Lung lysates were prepared in lysis buffer. Samples (100 µg) were electrophoresed on 10% SDS-PAGE gels, and the proteins were electrophoretically transferred to PVDF membrane. Membranes were blocked in 5% nonfat milk in TBS with 0.1% Tween 20 for 1 h at room temperature and incubated overnight at 4°C with polyclonal anti–mouse VCAM-1 (R & D Systems, Inc.) at a final concentration of 0.1 µg/ml. Horseradish peroxidase–conjugated goat anti–mouse immunoglobulin G (Santa Cruz Biotechnology) was used as an appropriate secondary antibody. The blot was stripped and reprobed with anti-GAPDH (Imgenex) at a 1:5,000 dilution.
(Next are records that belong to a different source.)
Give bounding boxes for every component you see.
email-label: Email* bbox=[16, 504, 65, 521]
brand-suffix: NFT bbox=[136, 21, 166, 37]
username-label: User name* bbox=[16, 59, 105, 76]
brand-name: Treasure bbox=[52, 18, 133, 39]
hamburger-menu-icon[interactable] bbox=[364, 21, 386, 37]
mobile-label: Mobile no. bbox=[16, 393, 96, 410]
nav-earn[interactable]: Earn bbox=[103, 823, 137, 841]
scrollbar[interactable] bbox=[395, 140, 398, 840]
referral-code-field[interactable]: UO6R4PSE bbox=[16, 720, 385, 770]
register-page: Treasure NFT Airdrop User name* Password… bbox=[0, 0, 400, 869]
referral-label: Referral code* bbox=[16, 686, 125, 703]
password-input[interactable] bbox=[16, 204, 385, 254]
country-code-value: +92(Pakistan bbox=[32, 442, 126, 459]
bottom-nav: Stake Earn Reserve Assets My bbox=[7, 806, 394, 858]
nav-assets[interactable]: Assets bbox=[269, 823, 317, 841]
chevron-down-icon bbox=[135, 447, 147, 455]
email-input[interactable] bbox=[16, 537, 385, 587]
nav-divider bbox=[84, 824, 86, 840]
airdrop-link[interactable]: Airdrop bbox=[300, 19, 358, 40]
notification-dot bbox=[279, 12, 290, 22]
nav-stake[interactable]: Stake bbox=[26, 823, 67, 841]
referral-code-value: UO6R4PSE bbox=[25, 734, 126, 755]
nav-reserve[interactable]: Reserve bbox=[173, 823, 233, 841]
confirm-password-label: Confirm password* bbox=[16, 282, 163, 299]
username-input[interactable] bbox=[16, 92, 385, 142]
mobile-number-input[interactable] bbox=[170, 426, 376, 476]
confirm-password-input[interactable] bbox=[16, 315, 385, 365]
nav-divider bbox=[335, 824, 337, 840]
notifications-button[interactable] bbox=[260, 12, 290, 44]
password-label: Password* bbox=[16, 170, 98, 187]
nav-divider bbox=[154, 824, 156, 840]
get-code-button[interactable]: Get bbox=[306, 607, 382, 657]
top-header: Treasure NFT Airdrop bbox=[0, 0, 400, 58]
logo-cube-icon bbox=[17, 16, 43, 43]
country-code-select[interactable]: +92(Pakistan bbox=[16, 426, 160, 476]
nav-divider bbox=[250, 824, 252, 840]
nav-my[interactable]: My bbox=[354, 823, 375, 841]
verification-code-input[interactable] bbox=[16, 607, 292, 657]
Generation of chimeric mice.
Chimeric mice were generated using a previously described bone marrow transplantation method with modifications (44). In brief, whole bone marrow cells were harvested from femurs and tibias of 8-wk-old donor mice. Bone marrow cells were washed once, filtered through Miracloth (Calbiochem), and resuspended in PBS. Recipient mice were lethally irradiated with two exposures to 5 Gy 3 h apart. Immediately after the second exposure of irradiation, donor bone marrow cells were injected i.v into lethally irradiated recipient mice. Chimeric animals were used 6–8 wk after bone marrow transplantation.

Statistical analysis.
Data are presented as mean ± SEM. Statistical comparisons between groups of mice were made by two-tailed Student's t-test. P < 0.05 was considered statistically significant.